Reminders of an innocent time

Published 12:00 am Wednesday, September 11, 2013

Juxtaposition is a good word to describe two things taking place this week.

In case you need a definition of juxtaposition (and I looked it up to be sure I was thinking of the right word), it is “the grouping or comparison of two dissimilar objects.”

Put another way — “the juxtaposition of two contrasting objects, images, or ideas is the fact they are placed together or described together, so the differences between them are emphasized.”

So, the first thing going is the celebration of homecoming at Andalusia High School. For me comments on Facebook and from friends with children who are taking part in the activities brought a flood of memories.

One person mentioned “the float site” and I was back in 8th grade fluffing Kleenex flowers we attached to a chicken wire frame that sat on top of a flatbed trailer.

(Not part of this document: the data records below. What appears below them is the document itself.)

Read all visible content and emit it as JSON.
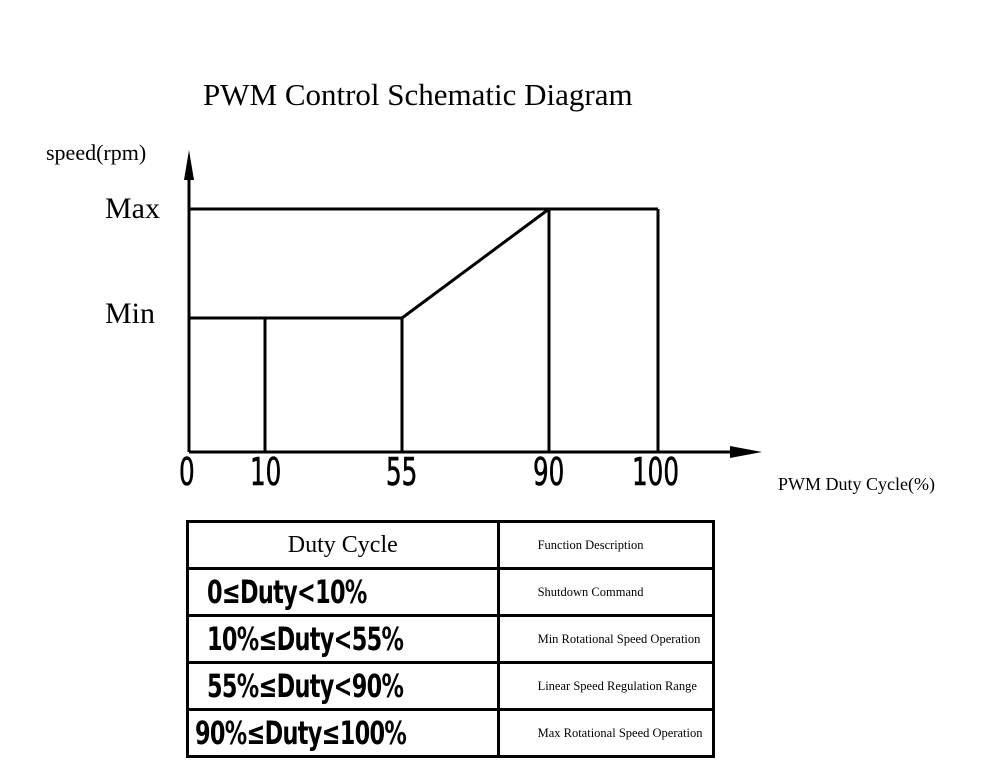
{
  "title": "PWM Control Schematic Diagram",
  "chart_data": {
    "type": "line",
    "title": "PWM Control Schematic Diagram",
    "ylabel": "speed(rpm)",
    "xlabel": "PWM Duty Cycle(%)",
    "x_ticks": [
      "0",
      "10",
      "55",
      "90",
      "100"
    ],
    "y_ticks": [
      "Min",
      "Max"
    ],
    "segments": [
      {
        "x": [
          0,
          10
        ],
        "speed": "0"
      },
      {
        "x": [
          10,
          55
        ],
        "speed": "Min"
      },
      {
        "x": [
          55,
          90
        ],
        "speed": "Min to Max (linear)"
      },
      {
        "x": [
          90,
          100
        ],
        "speed": "Max"
      }
    ]
  },
  "table": {
    "header": [
      "Duty Cycle",
      "Function Description"
    ],
    "rows": [
      {
        "duty": "0≤Duty<10%",
        "function": "Shutdown Command"
      },
      {
        "duty": "10%≤Duty<55%",
        "function": "Min Rotational Speed Operation"
      },
      {
        "duty": "55%≤Duty<90%",
        "function": "Linear Speed Regulation Range"
      },
      {
        "duty": "90%≤Duty≤100%",
        "function": "Max Rotational Speed Operation"
      }
    ]
  }
}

Back in the day, teachers let us make those flowers during class. (Probably doesn’t happen now that making good on those state tests is so important.)

There was so much excitement at the float site on the nights leading up to the big parade. Well, some of the excitement was seeing who (for girls this meant boys) was there working on the float. Or at least who was there to say they were working on the float (I’m not naming names, but some were into flirting more than working.)

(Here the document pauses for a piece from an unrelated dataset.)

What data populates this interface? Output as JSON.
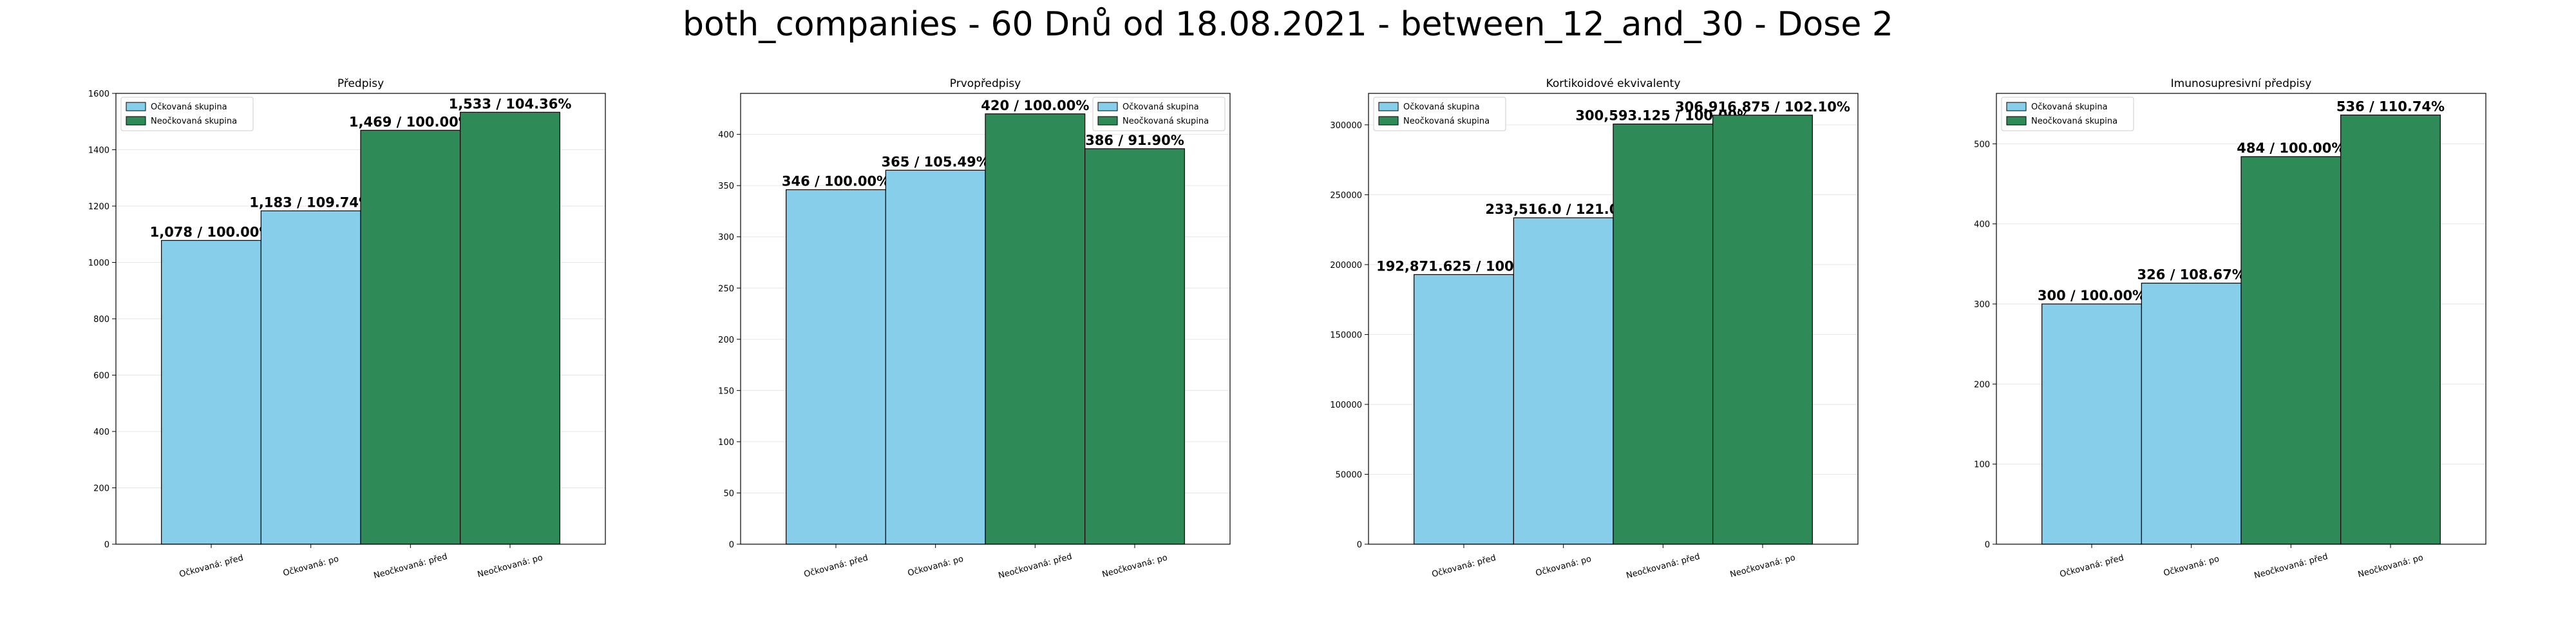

What a wonderful innocent time that was in my life. I was on the edge of childhood, just dipping my foot into the teenage waters. The future held promise and the mystery of what growing up might be like.

Now, to the other event, the one juxtaposed with the homecoming celebration. This week is the 12th anniversary of 9/11. Remember when those numbers only meant it was the 11th day of the ninth month?

Today a journalist friend and I talked about where we were on the morning of Sept. 11, 2011. We remembered the shock we felt seeing the towers fall and the fear and uncertainty that was in the air for days after that tragic morning.

She mentioned a conversation she had with her publisher about how today’s media with the Internet and social sites might cover an event like 9/11. It was a reminder of how quickly the world and the way we live in the world changed.

Now, I sit here writing and reminiscing about two very different events, both times of change. The first is a sweet memory of an innocent time when my world felt safe, secure and the word terrorism was not in my vocabulary. I felt the anticipation of moving toward adulthood, anxious and excited to step out into the world that awaited me.

The second is the recollection of a day that made terrorism and terrorists a permanent part of the entire country’s vocabulary. After that morning, I felt uncertainty and a bit of anxiety about what might lie ahead.

So this week homecoming reminds me of innocence, of living in a place where my biggest concern was our float coming in first place. At the same time, 9/11 takes me back to a morning when I found myself in a place where innocence was gone, burned away with crashing planes and falling towers.

Juxtaposition – two contrasting objects, images, or ideas placed together to emphasize the differences between them.

Today, we remember those who died on that September morning 12 years ago. Friday we watch floats pass as AHS celebrates its homecoming with a parade.

I suppose we are less innocent than in the days of my youth, but we are still here, still listening to the band and waving at smiling homecoming queens. Perhaps that says a lot about the strength of the human spirit to move beyond tragedy and to embrace living.

And what could be a more fitting tribute to those we lost than to enjoy the celebration and to march ahead with hope.